Now we meet with one of those embarrassing questions with which our subject is full. Must we here conclude our list of primitive emotions, or must we add two others: joy and grief? It is possible to incline to the latter view. Thus Lange has included joy and grief among the four or five simple “emotions” which he has chosen as types of his descriptions. The following reasons, in my opinion, are against this solution. No doubt joy and grief present all the characters which constitute an emotion: movements or arrest of movements, changes in the organic life, and a state of consciousness sui generis. But in that case physical pleasure and physical pain must also be included among the emotions, for they both present the characters above enumerated; moreover, there is an identity of nature between physical pleasure and joy on one side, physical pain and grief on the other side, as I hope to prove later on; the only difference is that the physical form is preceded by a state of the organism, the moral form (joy, grief) by a representation. In other words, we should have to class pleasure and pain (without qualification or restriction) among the primitive emotions. Now these two alleged emotions present, with reference to the five already named, an evident and capital difference: their character of generality. Fear is quite distinct from anger, affection from self-feeling, and sexual emotion from the other four by its specific mark. Each of them is a complex state, distinct and impenetrable; just as vision is in relation to hearing, or touch to smell. Each expresses a particular tendency (defensive, offensive, attraction to the like, etc.), and is adapted to a particular end. Pleasure and pain, on the contrary, express general conditions of being; they are diffused everywhere and penetrate everywhere. There is pain in fear, in certain moments of anger and of the self-feeling; there is pleasure in sexual emotion, in certain moments of anger and of the self-feeling. These two states have no domain of their own. Emotion, by its nature, particularises; pleasure and pain by their nature universalise; they are the general marks of the affective life, and if they coincide like the emotions with motor, vaso-motor, and other phenomena, that is because no form of feeling can exist without its physiological conditions.

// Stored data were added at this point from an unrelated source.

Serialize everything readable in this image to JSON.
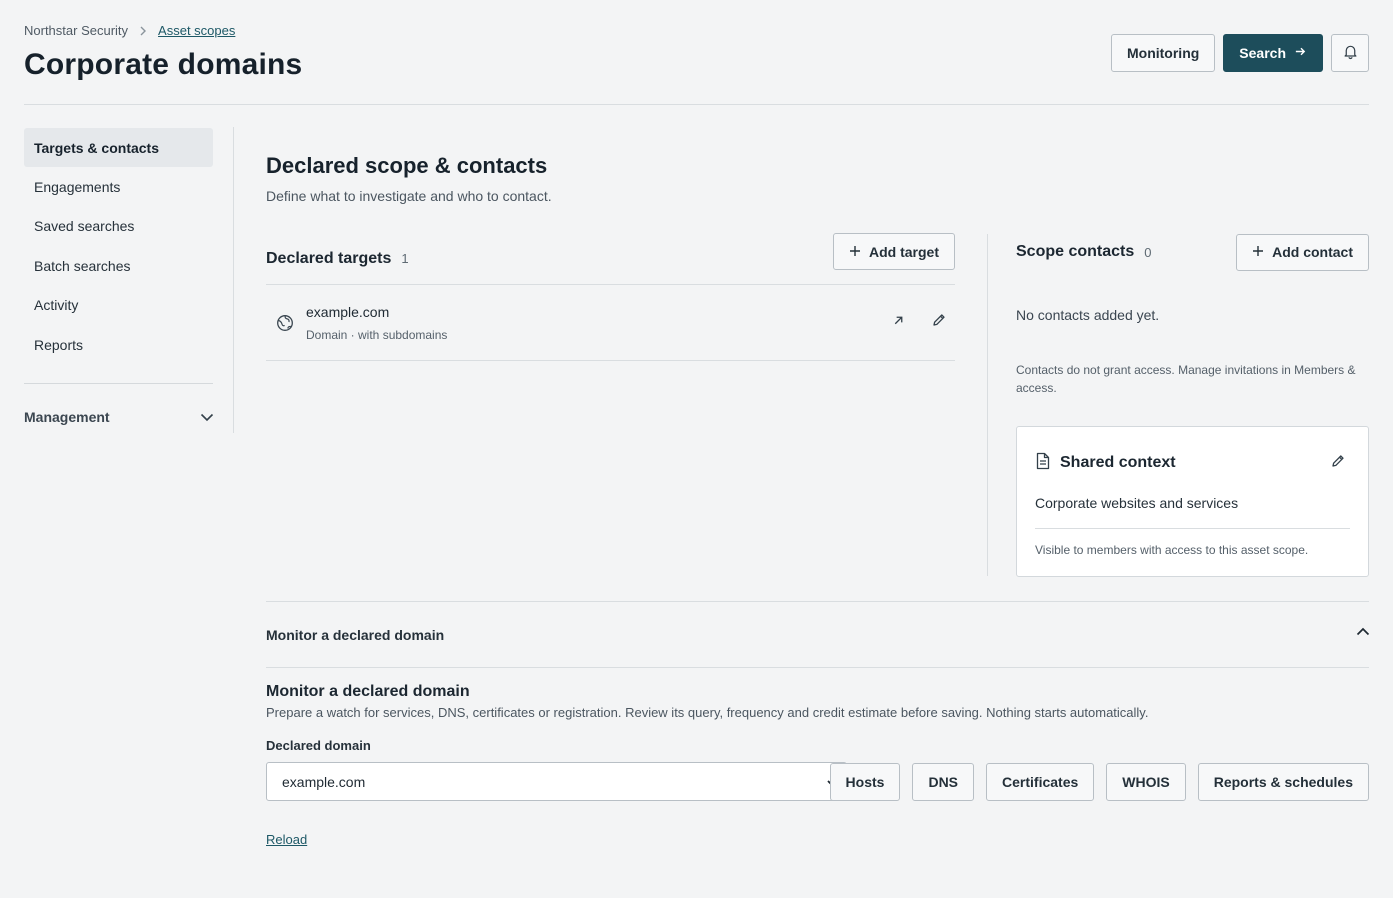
{
  "header": {
    "breadcrumb": {
      "root": "Northstar Security",
      "current": "Asset scopes"
    },
    "title": "Corporate domains",
    "actions": {
      "monitoring": "Monitoring",
      "search": "Search"
    }
  },
  "sidebar": {
    "items": [
      {
        "label": "Targets & contacts"
      },
      {
        "label": "Engagements"
      },
      {
        "label": "Saved searches"
      },
      {
        "label": "Batch searches"
      },
      {
        "label": "Activity"
      },
      {
        "label": "Reports"
      }
    ],
    "management": "Management"
  },
  "main": {
    "title": "Declared scope & contacts",
    "description": "Define what to investigate and who to contact.",
    "targets": {
      "title": "Declared targets",
      "count": "1",
      "add_label": "Add target",
      "rows": [
        {
          "name": "example.com",
          "meta": "Domain · with subdomains"
        }
      ]
    },
    "contacts": {
      "title": "Scope contacts",
      "count": "0",
      "add_label": "Add contact",
      "empty": "No contacts added yet.",
      "note": "Contacts do not grant access. Manage invitations in Members & access."
    },
    "shared_context": {
      "title": "Shared context",
      "body": "Corporate websites and services",
      "footer": "Visible to members with access to this asset scope."
    },
    "accordion": {
      "label": "Monitor a declared domain"
    },
    "monitor": {
      "title": "Monitor a declared domain",
      "description": "Prepare a watch for services, DNS, certificates or registration. Review its query, frequency and credit estimate before saving. Nothing starts automatically.",
      "field_label": "Declared domain",
      "selected": "example.com",
      "chips": [
        "Hosts",
        "DNS",
        "Certificates",
        "WHOIS",
        "Reports & schedules"
      ],
      "reload": "Reload"
    }
  },
  "colors": {
    "primary": "#1d4d5b",
    "link": "#1d5866",
    "background": "#f3f4f5"
  }
}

Such are the reasons for which I refuse to class the agreeable and painful states among primitive emotions, and to consider them as of the same nature. As to the moment of their appearance, physical pain is held to co-exist with the very beginning of extra-uterine life; physical pleasure resulting from satisfied appetite, the sensation of warmth, etc., must begin almost at the same period. Joy and grief are later. According to Preyer, the smile and brightness of the eyes indicate joy; “from the second month an infant takes pleasure in hearing singing and the piano.” I am not sure that this example is very decisive; I prefer to see here the pleasure that is mostly physical. Darwin observed it towards the fourth month, perhaps before, but very clearly towards twelve months on the return of an absent person. Grief may manifest itself, according to Preyer, towards the fourth month (tears before the fourth week). Darwin, in the observation already quoted, makes the first appearance at six months. On the whole, the observations are few and wanting in harmony, because of the great difficulty at this moment of life in distinguishing with certainty between the two forms of pleasure and the two forms of pain.

At the root of each of the primitive emotions there is a tendency, an instinct; but I do not claim that this list exhausts the human instincts; later on we shall have to return to this point (Part II., Introduction). Let us admit as a provisional hypothesis that these five emotions alone are irreducible, and all the others derived from them. In the sequel I shall try to indicate how these secondary emotions are the result of a complete evolution, of an arrest of development, or of a mixture and combination (Part II., Chapter vii.).